President Trump speaks at a podium.

The devil is in the details, as the saying goes, but President Trump’s call for changes to the Medicare program could mean some good things for senior living residents and the providers who serve them, Juniper Communities founder and CEO Lynne Katzmann told McKnight’s Senior Living.

The executive order signed by the president on Oct. 3 gives the secretary of Health and Human Services a year to develop a regulation “and implement other administrative actions” to “provide beneficiaries with more diverse and affordable plan choices.” The order calls for changes to Medicare Advantage benefit structures and plan designs, a payment model that adjusts supplemental MA benefits to allow Medicare beneficiaries to share more directly in savings from the program, and assurance that “[fee-for-service] Medicare is not advantaged or promoted over MA with respect to its administration.”

Rebates and other new financial incentives, as well as modification of the value-based insurance design model to remove disincentives for MA plans to cover items and services not covered by fee-for-service Medicare, could increase the competitiveness of the MA plans.

Steven Littlehale, chief innovation officer for Zimmet Healthcare Services Group, told McKnight’s that the move is “clearly away from FFS and toward alternative payment models.”

“I hate to see MA politicized this way,” Katzmann said. “The move to value-based care has been miraculously largely bipartisan over the last several years — one of the few areas where Democrats and Republicans have agreed,” she added, pointing to the Medicare Access and CHIP Reauthorization Act of 2015 and the Improving Medicare Post-Acute Care Transformation Act of 2014 as examples.

Bloomfield, NJ-based Juniper previously announced that it is forming the Perennial Advantage Plan with Christian Living Communities, Ohio Living and care management company AllyAlign Health.

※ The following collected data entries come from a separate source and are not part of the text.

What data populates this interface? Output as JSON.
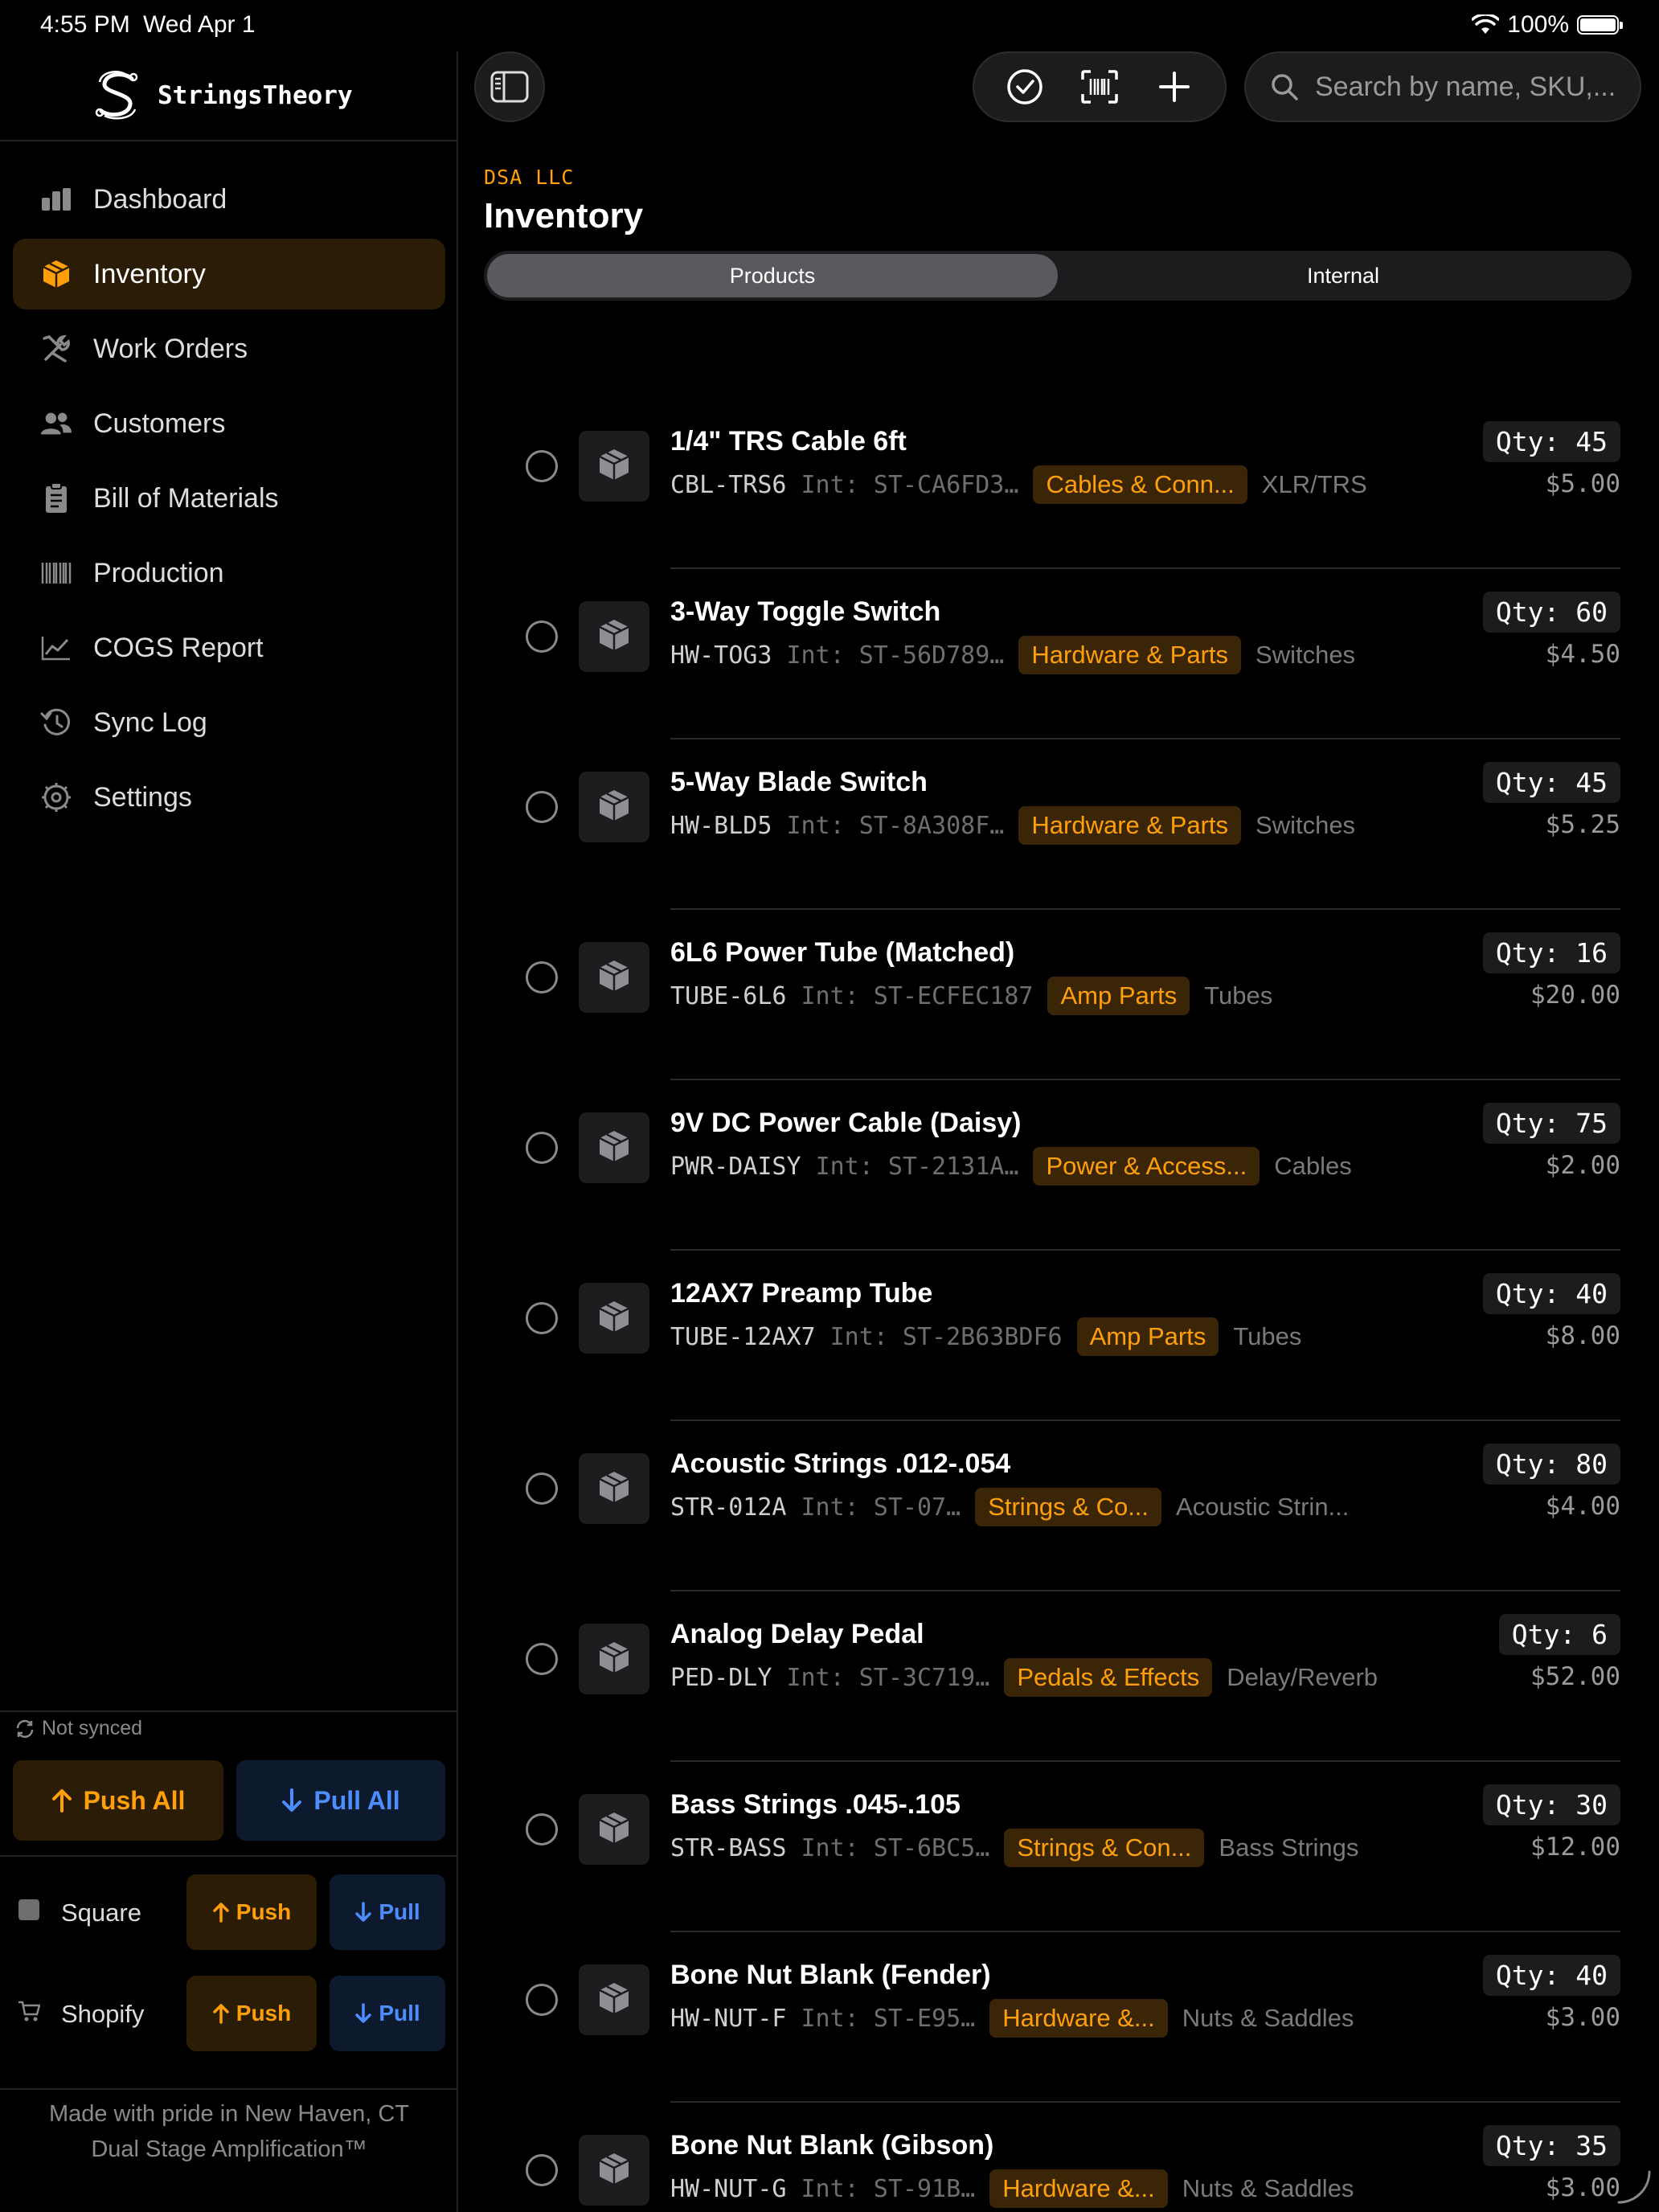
{
  "status_bar": {
    "time": "4:55 PM",
    "date": "Wed Apr 1",
    "battery": "100%"
  },
  "app": {
    "name": "StringsTheory"
  },
  "nav": [
    {
      "label": "Dashboard",
      "icon": "chart-bar-icon"
    },
    {
      "label": "Inventory",
      "icon": "box-icon",
      "active": true
    },
    {
      "label": "Work Orders",
      "icon": "tools-icon"
    },
    {
      "label": "Customers",
      "icon": "people-icon"
    },
    {
      "label": "Bill of Materials",
      "icon": "clipboard-icon"
    },
    {
      "label": "Production",
      "icon": "barcode-icon"
    },
    {
      "label": "COGS Report",
      "icon": "line-chart-icon"
    },
    {
      "label": "Sync Log",
      "icon": "history-icon"
    },
    {
      "label": "Settings",
      "icon": "gear-icon"
    }
  ],
  "sync": {
    "status": "Not synced",
    "push_all": "Push All",
    "pull_all": "Pull All",
    "integrations": [
      {
        "name": "Square",
        "push": "Push",
        "pull": "Pull"
      },
      {
        "name": "Shopify",
        "push": "Push",
        "pull": "Pull"
      }
    ]
  },
  "footer": {
    "line1": "Made with pride in New Haven, CT",
    "line2": "Dual Stage Amplification™"
  },
  "search": {
    "placeholder": "Search by name, SKU,..."
  },
  "header": {
    "company": "DSA LLC",
    "title": "Inventory"
  },
  "segments": {
    "products": "Products",
    "internal": "Internal"
  },
  "colors": {
    "accent": "#ff9f0a",
    "blue": "#4c8dff",
    "background": "#000000"
  },
  "items": [
    {
      "name": "1/4\" TRS Cable 6ft",
      "sku": "CBL-TRS6",
      "internal": "Int: ST-CA6FD3…",
      "category": "Cables & Conn...",
      "sub": "XLR/TRS",
      "qty": "Qty: 45",
      "price": "$5.00"
    },
    {
      "name": "3-Way Toggle Switch",
      "sku": "HW-TOG3",
      "internal": "Int: ST-56D789…",
      "category": "Hardware & Parts",
      "sub": "Switches",
      "qty": "Qty: 60",
      "price": "$4.50"
    },
    {
      "name": "5-Way Blade Switch",
      "sku": "HW-BLD5",
      "internal": "Int: ST-8A308F…",
      "category": "Hardware & Parts",
      "sub": "Switches",
      "qty": "Qty: 45",
      "price": "$5.25"
    },
    {
      "name": "6L6 Power Tube (Matched)",
      "sku": "TUBE-6L6",
      "internal": "Int: ST-ECFEC187",
      "category": "Amp Parts",
      "sub": "Tubes",
      "qty": "Qty: 16",
      "price": "$20.00"
    },
    {
      "name": "9V DC Power Cable (Daisy)",
      "sku": "PWR-DAISY",
      "internal": "Int: ST-2131A…",
      "category": "Power & Access...",
      "sub": "Cables",
      "qty": "Qty: 75",
      "price": "$2.00"
    },
    {
      "name": "12AX7 Preamp Tube",
      "sku": "TUBE-12AX7",
      "internal": "Int: ST-2B63BDF6",
      "category": "Amp Parts",
      "sub": "Tubes",
      "qty": "Qty: 40",
      "price": "$8.00"
    },
    {
      "name": "Acoustic Strings .012-.054",
      "sku": "STR-012A",
      "internal": "Int: ST-07…",
      "category": "Strings & Co...",
      "sub": "Acoustic Strin...",
      "qty": "Qty: 80",
      "price": "$4.00"
    },
    {
      "name": "Analog Delay Pedal",
      "sku": "PED-DLY",
      "internal": "Int: ST-3C719…",
      "category": "Pedals & Effects",
      "sub": "Delay/Reverb",
      "qty": "Qty: 6",
      "price": "$52.00"
    },
    {
      "name": "Bass Strings .045-.105",
      "sku": "STR-BASS",
      "internal": "Int: ST-6BC5…",
      "category": "Strings & Con...",
      "sub": "Bass Strings",
      "qty": "Qty: 30",
      "price": "$12.00"
    },
    {
      "name": "Bone Nut Blank (Fender)",
      "sku": "HW-NUT-F",
      "internal": "Int: ST-E95…",
      "category": "Hardware &...",
      "sub": "Nuts & Saddles",
      "qty": "Qty: 40",
      "price": "$3.00"
    },
    {
      "name": "Bone Nut Blank (Gibson)",
      "sku": "HW-NUT-G",
      "internal": "Int: ST-91B…",
      "category": "Hardware &...",
      "sub": "Nuts & Saddles",
      "qty": "Qty: 35",
      "price": "$3.00"
    }
  ]
}
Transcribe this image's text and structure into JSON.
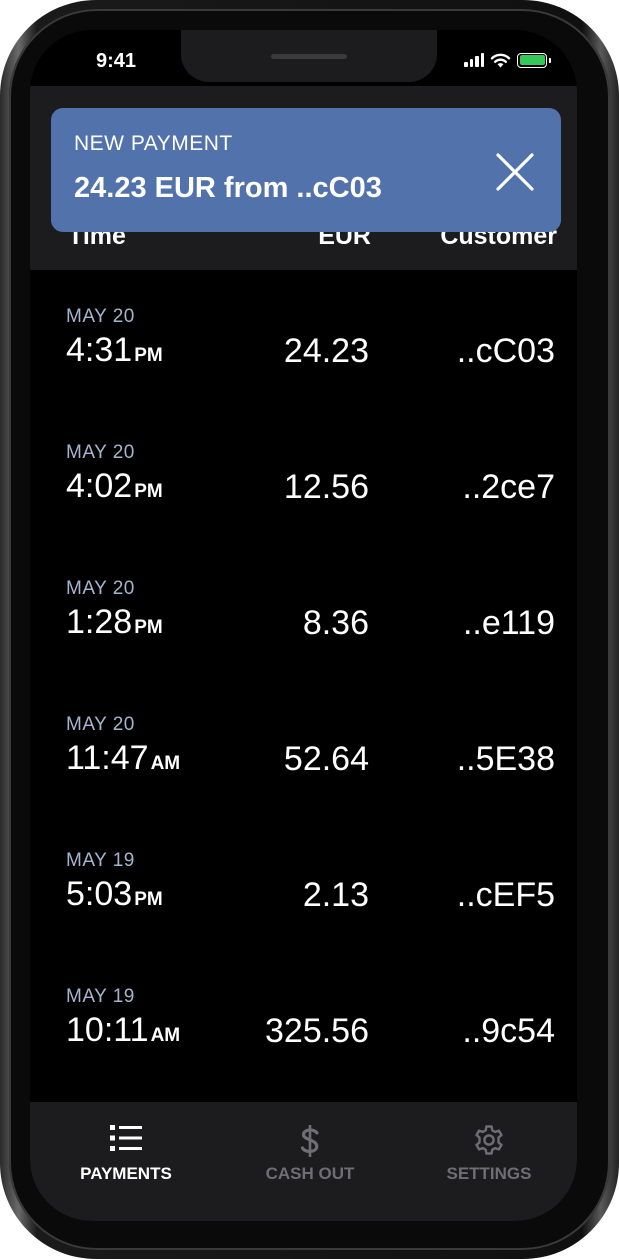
{
  "status_bar": {
    "time": "9:41"
  },
  "table_header": {
    "time": "Time",
    "eur": "EUR",
    "customer": "Customer"
  },
  "notification": {
    "title": "NEW PAYMENT",
    "message": "24.23 EUR from ..cC03"
  },
  "payments": [
    {
      "date": "MAY 20",
      "time": "4:31",
      "ampm": "PM",
      "eur": "24.23",
      "customer": "..cC03"
    },
    {
      "date": "MAY 20",
      "time": "4:02",
      "ampm": "PM",
      "eur": "12.56",
      "customer": "..2ce7"
    },
    {
      "date": "MAY 20",
      "time": "1:28",
      "ampm": "PM",
      "eur": "8.36",
      "customer": "..e119"
    },
    {
      "date": "MAY 20",
      "time": "11:47",
      "ampm": "AM",
      "eur": "52.64",
      "customer": "..5E38"
    },
    {
      "date": "MAY 19",
      "time": "5:03",
      "ampm": "PM",
      "eur": "2.13",
      "customer": "..cEF5"
    },
    {
      "date": "MAY 19",
      "time": "10:11",
      "ampm": "AM",
      "eur": "325.56",
      "customer": "..9c54"
    }
  ],
  "tabs": [
    {
      "label": "PAYMENTS",
      "icon": "list-icon",
      "active": true
    },
    {
      "label": "CASH OUT",
      "icon": "dollar-icon",
      "active": false
    },
    {
      "label": "SETTINGS",
      "icon": "gear-icon",
      "active": false
    }
  ],
  "colors": {
    "banner": "#5272ab",
    "date_text": "#a7b4cf",
    "battery": "#34c759",
    "tab_inactive": "#6e6e73",
    "surface": "#1c1c1e"
  }
}
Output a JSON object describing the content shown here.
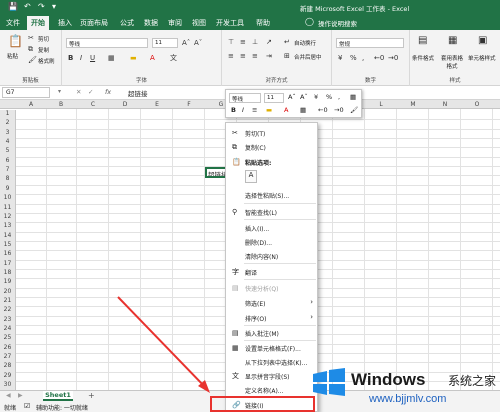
{
  "window": {
    "title": "新建 Microsoft Excel 工作表 - Excel"
  },
  "ribbon_tabs": [
    "文件",
    "开始",
    "插入",
    "页面布局",
    "公式",
    "数据",
    "审阅",
    "视图",
    "开发工具",
    "帮助"
  ],
  "tell_me": "操作说明搜索",
  "ribbon": {
    "clipboard": {
      "paste": "粘贴",
      "cut": "剪切",
      "copy": "复制",
      "format_painter": "格式刷",
      "label": "剪贴板"
    },
    "font": {
      "name": "等线",
      "size": "11",
      "label": "字体"
    },
    "alignment": {
      "wrap": "自动换行",
      "merge": "合并后居中",
      "label": "对齐方式"
    },
    "number": {
      "format": "常规",
      "label": "数字"
    },
    "styles": {
      "conditional": "条件格式",
      "table": "套用表格格式",
      "cell": "单元格样式",
      "label": "样式"
    }
  },
  "formula_bar": {
    "name_box": "G7",
    "fx": "fx",
    "value": "超链接"
  },
  "columns": [
    "A",
    "B",
    "C",
    "D",
    "E",
    "F",
    "G",
    "H",
    "I",
    "J",
    "K",
    "L",
    "M",
    "N",
    "O"
  ],
  "rows": [
    "1",
    "2",
    "3",
    "4",
    "5",
    "6",
    "7",
    "8",
    "9",
    "10",
    "11",
    "12",
    "13",
    "14",
    "15",
    "16",
    "17",
    "18",
    "19",
    "20",
    "21",
    "22",
    "23",
    "24",
    "25",
    "26",
    "27",
    "28",
    "29",
    "30"
  ],
  "cell_G7": "超链接",
  "mini_toolbar": {
    "font": "等线",
    "size": "11"
  },
  "context_menu": {
    "cut": "剪切(T)",
    "copy": "复制(C)",
    "paste_options": "粘贴选项:",
    "paste_special": "选择性粘贴(S)...",
    "smart_lookup": "智能查找(L)",
    "insert": "插入(I)...",
    "delete": "删除(D)...",
    "clear": "清除内容(N)",
    "translate": "翻译",
    "quick_analysis": "快速分析(Q)",
    "filter": "筛选(E)",
    "sort": "排序(O)",
    "insert_comment": "插入批注(M)",
    "format_cells": "设置单元格格式(F)...",
    "pick_list": "从下拉列表中选择(K)...",
    "phonetic": "显示拼音字段(S)",
    "define_name": "定义名称(A)...",
    "link": "链接(I)"
  },
  "sheet": {
    "tab": "Sheet1",
    "add": "+"
  },
  "status": {
    "ready": "就绪",
    "accessibility": "辅助功能: 一切就绪"
  },
  "watermark": {
    "brand": "Windows",
    "cn": "系统之家",
    "url": "www.bjjmlv.com"
  },
  "colors": {
    "excel_green": "#217346",
    "highlight_red": "#e8322e"
  }
}
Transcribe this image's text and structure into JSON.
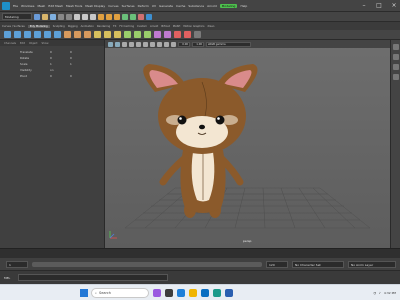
{
  "menubar": {
    "items": [
      "File",
      "Windows",
      "Mesh",
      "Edit Mesh",
      "Mesh Tools",
      "Mesh Display",
      "Curves",
      "Surfaces",
      "Deform",
      "UV",
      "Generate",
      "Cache",
      "Substance",
      "Arnold"
    ],
    "workspace_label": "Modeling",
    "trailing_items": [
      "Help"
    ]
  },
  "statusline": {
    "mode": "Modeling"
  },
  "shelf": {
    "tabs": [
      "Curves / Surfaces",
      "Poly Modeling",
      "Sculpting",
      "Rigging",
      "Animation",
      "Rendering",
      "FX",
      "FX Caching",
      "Custom",
      "Arnold",
      "Bifrost",
      "MASH",
      "Motion Graphics",
      "XGen"
    ]
  },
  "leftpanel": {
    "tabs": [
      "Channels",
      "Edit",
      "Object",
      "Show"
    ],
    "channels": [
      {
        "name": "Translate",
        "v1": "0",
        "v2": "0"
      },
      {
        "name": "Rotate",
        "v1": "0",
        "v2": "0"
      },
      {
        "name": "Scale",
        "v1": "1",
        "v2": "1"
      },
      {
        "name": "Visibility",
        "v1": "on",
        "v2": ""
      },
      {
        "name": "Pivot",
        "v1": "0",
        "v2": "0"
      }
    ]
  },
  "viewport": {
    "menu": [
      "View",
      "Shading",
      "Lighting",
      "Show",
      "Renderer",
      "Panels"
    ],
    "field_a": "0.00",
    "field_b": "1.00",
    "color_space": "sRGB gamma",
    "camera_label": "persp"
  },
  "rangebar": {
    "start": "1",
    "end": "120",
    "character_set": "No Character Set",
    "anim_layer": "No Anim Layer"
  },
  "cmdline": {
    "label": "MEL"
  },
  "taskbar": {
    "search_placeholder": "Search",
    "tray_time": "4:32 PM"
  },
  "colors": {
    "accent_selected": "#4ec14e",
    "character_fur": "#8b5a2b",
    "character_cream": "#f3e6d2"
  }
}
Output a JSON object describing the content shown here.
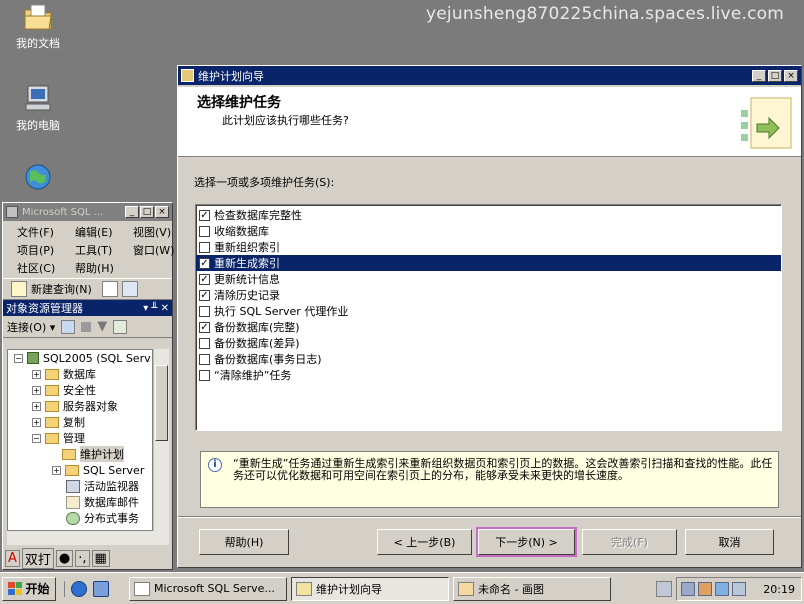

It’s one example of the increasing role that Medicare Advantage is playing and will play in senior living.

The day before the president signed his executive order, for instance, 10 senior living and care organizations in the Minneapolis / St. Paul area announced that they will offer a new HMO institutional special needs plan to their residents effective Jan. 1 in what plan collaborators believe is one of the largest rollouts of a I-SNP in the country. And just days before that, Toledo, OH-based real estate investment trust Welltower announced a collaboration with CareMore to introduce residents in Belmont Village and SRG Senior Living communities in Los Angeles and Orange County, CA, to Medicare Advantage I-SNPs offered through CareMore’s partnering health plans.

Despite the politics around the federal government’s actions, Katzmann said, “the new flexibility will be good for senior housing providers seeking to provide lifestyle management services that control chronic illness, improve quality of life and contain costs. By providing reimbursement, we offer more older adults the opportunity to improve quality of life while helping to contain healthcare costs by carefully managing chronic conditions and providing quick and efficient intervention before expensive hospital care is needed.”